Esse costituiscono la nuova enciclopedia, il cui uso va molto al di
là di qualsiasi loro utilizzazione singola.
Importante
nello sviluppo del pensiero di Lyotard e la rilettura della Critica
del giudizio di Kant. Tale rilettura lo porta ad effettuare una
distinzione ben precisa tra giudizio determinato e
giudizio riflettente.
Il
primo viene considerato come il modello dei procedimenti tecnologici
anonimi e ripetitivi. Ed infatti subordina il particolare
all'universale. Il secondo, invece, muove dal particolare alla
ricerca di un universale che non potrà mai possedere
contenutisticamente, se non solo in maniera formale, ossia come
accordo o disaccordo di facoltà.
Il
giudizio riflettente estetico si articola nel bello e nel
sublime. Questa distinzione è essenziale per cogliere le affinità
tra la politica e l'arte. Ed infatti, il bello è la ricerca
dell'armonia, delle proporzioni tra le parti, della simmetria e
dell'equilibrio, mentre il sublime, legato al concetto di infinito,
di smisurato e di grandezza indicibile, presuppone un contrasto tra
le facoltà che, pur non potendo mai essere sanato, può essere
elaborato in maniera critica. Ciò perché una delle sue facoltà in
gioco è proprio la ragione, e in particolare la ragion pratica. Per
tale motivo, il sublime può consentire una sorta di progresso
nell'estetica, nell'educazione morale e nell'educazione politica.

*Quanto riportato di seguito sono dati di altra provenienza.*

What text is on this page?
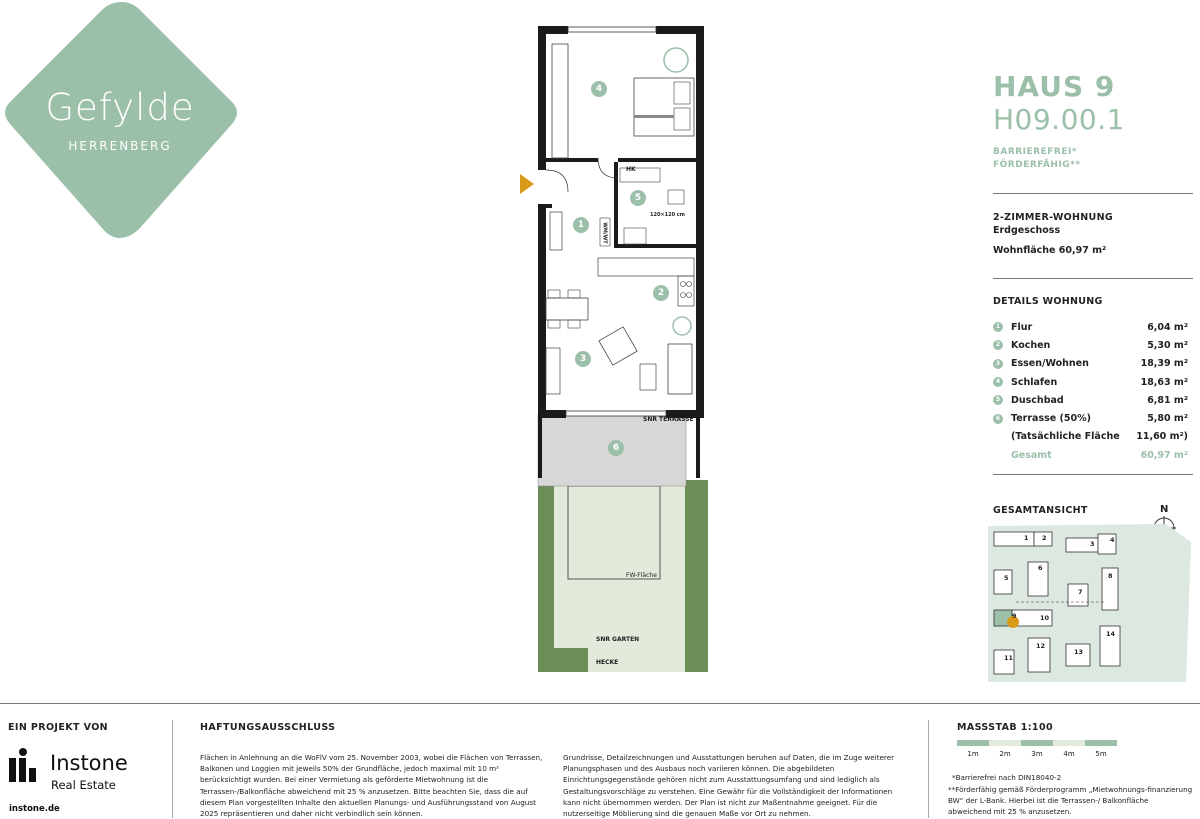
Gefylde
HERRENBERG
4
1
5
2
3
6
HK
120×120 cm
WM/WT
SNR TERRASSE
FW-Fläche
SNR GARTEN
HECKE
HAUS 9
H09.00.1
BARRIEREFREI*
FÖRDERFÄHIG**
2-ZIMMER-WOHNUNG
Erdgeschoss
Wohnfläche 60,97 m²
DETAILS WOHNUNG
1	Flur	6,04 m²
2	Kochen	5,30 m²
3	Essen/Wohnen	18,39 m²
4	Schlafen	18,63 m²
5	Duschbad	6,81 m²
6	Terrasse (50%)	5,80 m²
(Tatsächliche Fläche	11,60 m²)
Gesamt	60,97 m²
GESAMTANSICHT	N
1 2
3 4
5
6
7
8
9	10
11
12
13
14
EIN PROJEKT VON	HAFTUNGSAUSSCHLUSS	MASSSTAB 1:100
Instone
Real Estate
instone.de
Flächen in Anlehnung an die WoFlV vom 25. November 2003, wobei die Flächen von Terrassen, Balkonen und Loggien mit jeweils 50% der Grundfläche, jedoch maximal mit 10 m² berücksichtigt wurden. Bei einer Vermietung als geförderte Mietwohnung ist die Terrassen-/Balkonfläche abweichend mit 25 % anzusetzen. Bitte beachten Sie, dass die auf diesem Plan vorgestellten Inhalte den aktuellen Planungs- und Ausführungsstand von August 2025 repräsentieren und daher nicht verbindlich sein können.
Grundrisse, Detailzeichnungen und Ausstattungen beruhen auf Daten, die im Zuge weiterer Planungsphasen und des Ausbaus noch variieren können. Die abgebildeten Einrichtungsgegenstände gehören nicht zum Ausstattungsumfang und sind lediglich als Gestaltungsvorschläge zu verstehen. Eine Gewähr für die Vollständigkeit der Informationen kann nicht übernommen werden. Der Plan ist nicht zur Maßentnahme geeignet. Für die nutzerseitige Möblierung sind die genauen Maße vor Ort zu nehmen.
1m	2m	3m	4m	5m
*Barrierefrei nach DIN18040-2
**Förderfähig gemäß Förderprogramm „Mietwohnungs-finanzierung BW“ der L-Bank. Hierbei ist die Terrassen-/ Balkonfläche abweichend mit 25 % anzusetzen.
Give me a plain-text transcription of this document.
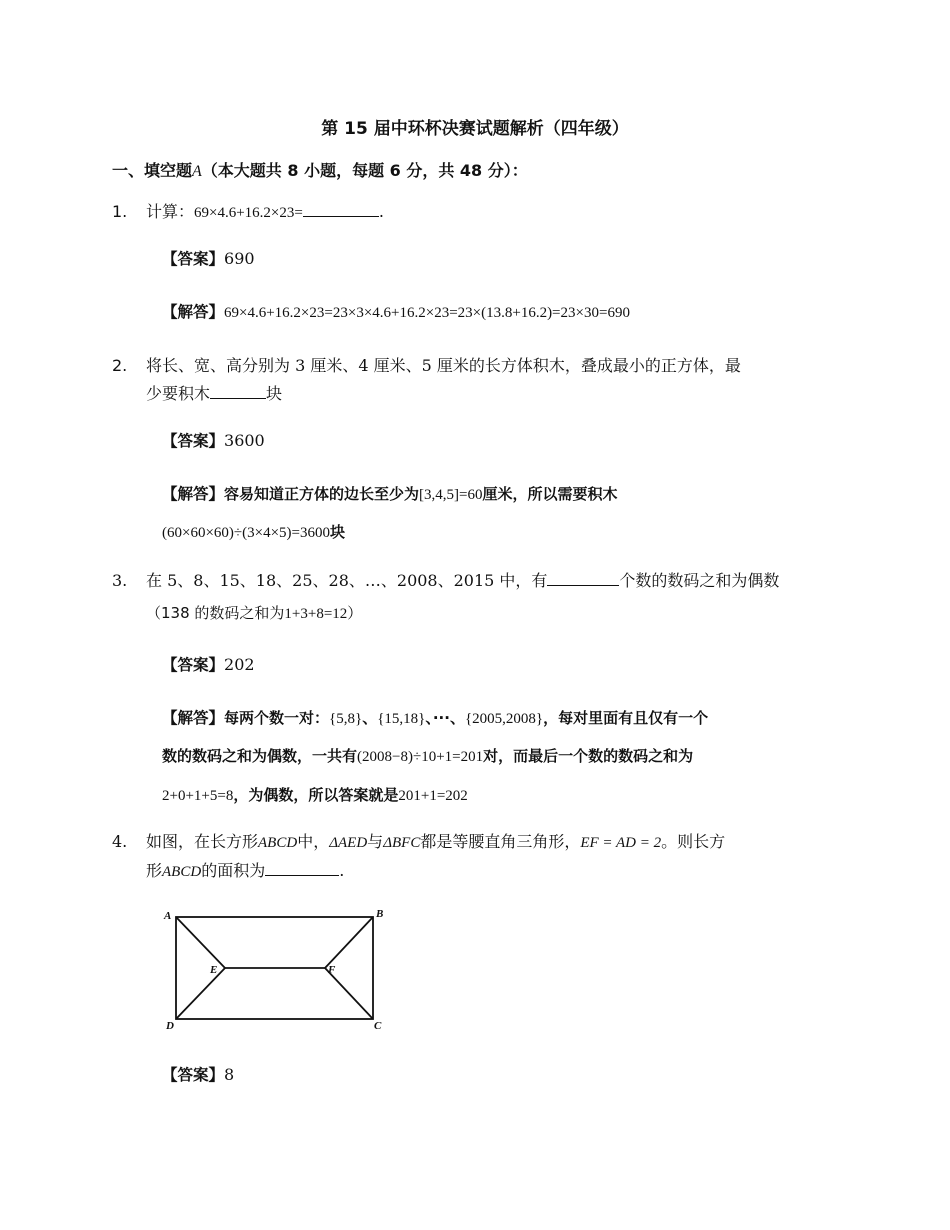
第 15 届中环杯决赛试题解析（四年级）
一、填空题A（本大题共 8 小题，每题 6 分，共 48 分）：
1. 计算：69×4.6+16.2×23=	.
【答案】690
【解答】69×4.6+16.2×23=23×3×4.6+16.2×23=23×(13.8+16.2)=23×30=690
2. 将长、宽、高分别为 3 厘米、4 厘米、5 厘米的长方体积木，叠成最小的正方体，最
少要积木	块
【答案】3600
【解答】容易知道正方体的边长至少为[3,4,5]=60厘米，所以需要积木
(60×60×60)÷(3×4×5)=3600块
3. 在 5、8、15、18、25、28、…、2008、2015 中，有	个数的数码之和为偶数
（138 的数码之和为1+3+8=12）
【答案】202
【解答】每两个数一对：{5,8}、{15,18}、···、{2005,2008}，每对里面有且仅有一个
数的数码之和为偶数，一共有(2008−8)÷10+1=201对，而最后一个数的数码之和为
2+0+1+5=8，为偶数，所以答案就是201+1=202
4. 如图，在长方形ABCD中，ΔAED与ΔBFC都是等腰直角三角形，EF = AD = 2。则长方
形ABCD的面积为	.
A	B
C
D
E	F
【答案】8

Bisogna, però, mettere in evidenza che il progresso non riguarda
solo il sapere e la tecnica, ma anche la sensibilità.
In
tal senso Lyotard polemizza contro coloro che insistono sulla
centralità del consenso fondato sulla comunicazione di tipo
argomentativo. Ciò che conta è, invece, quello che accade quando si
ha a che fare con frasi che sono sentimenti, ossia la ricettività
della ragione nel suo conflitto con la sensibilità, ovvero quel
dissenso che è il solo consenso di cui dobbiamo preoccuparci.